Regarding the date for completion of the PFBR project, Singh informed Parliament in a written reply that PFBR Bhavini, which will add 500 MW of electrical power to the national grid, is likely to be commissioned in October 2022, reiterating what he had told the Upper House during the previous session of the Indian Parliament last year.

In his written reply submitted in September 2020, the Minister had said that technical issues had resulted in a prolonged delay in commissioning of the PFBR. “In the last three years, while commissioning activities of the various systems, structures and equipment of the PFBR are progressing, a large number of technical challenges as well as design inadequacies (owing to the first-of-a-kind status of the PFBR) are being encountered at each stage, thereby resulting in delay in commissioning. These issues are being attended in close coordination with the designers and the experts within Department of Atomic Energy (DAE),” Singh said.

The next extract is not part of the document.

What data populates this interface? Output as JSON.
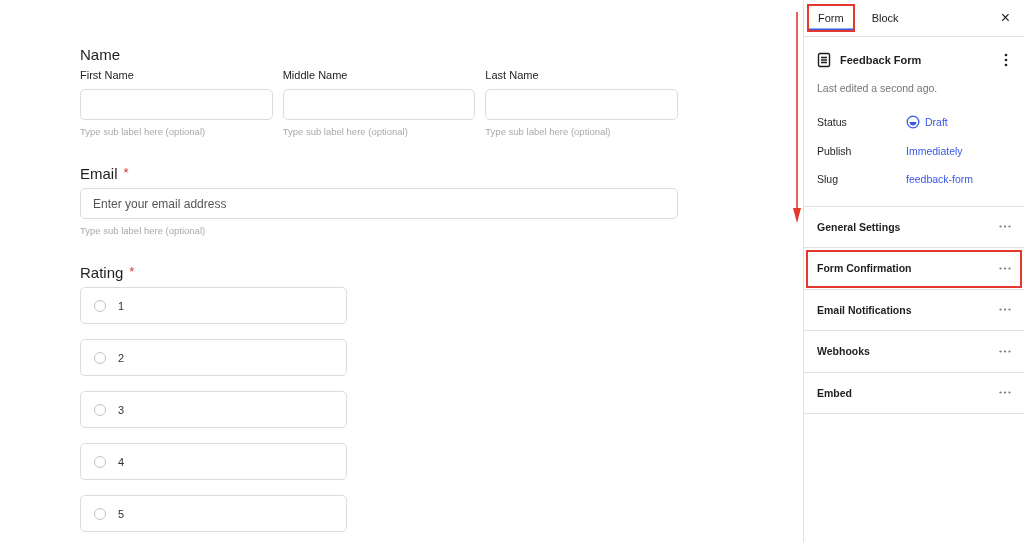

The PFBR is a key element of India’s nuclear power programme that was conceived in the late 1960s as a closed fuel cycle to be achieved in three stages. The spent fuel generated from one stage would be reprocessed and used in the next stage of the cycle to produce power. Thus, the closed fuel cycle was designed to “breed” fuel and to minimize generation of nuclear waste. This three-stage nuclear power production program in India had been conceived with the ultimate objective of utilising the country’s vast reserves of thorium-232. India has the world’s third largest reserves of thorium.

The first stage envisages the use of pressurised heavy water reactors (PHWRs) to produce energy from natural uranium. Besides energy, PHWRs also produce fissile plutonium (Pu)-239. The second stage involves using the indigenous fast breeder reactor technology fuelled by Pu-239 to produce energy, as well as more Pu-239. By the end of the second stage of the cycle, the reactor would have produced, or “bred” more fissile material than it would have consumed.

While India has successfully completed the first stage of its nuclear programme, the second stage is taking much longer than expected, causing significant time delay and cost overruns. The PFBR in Kalpakkam will use a mixed oxide of Pu-239 – derived from reprocessed spent fuel from the thermal PHWRs – and uranium-238 as fuel to generate energy. This nuclear reaction will also produce more Pu-239 by converting both U-238 in the fuel mix, as well as a blanket of depleted uranium surrounding the core, into plutonium. This plutonium will then be processed and used as nuclear fuel in a chain of commercial FBRs in the second stage of the nuclear programme.

The final stage of the cycle would involve the use of Pu-239 recovered from the second stage, in combination with thorium-232, to produce energy and uranium (U)-233 using “thermal breeders”. This production of U-233 from thorium-232 would complete the cycle, while the U-233 would then be used as fuel for the remaining part of the fuel cycle.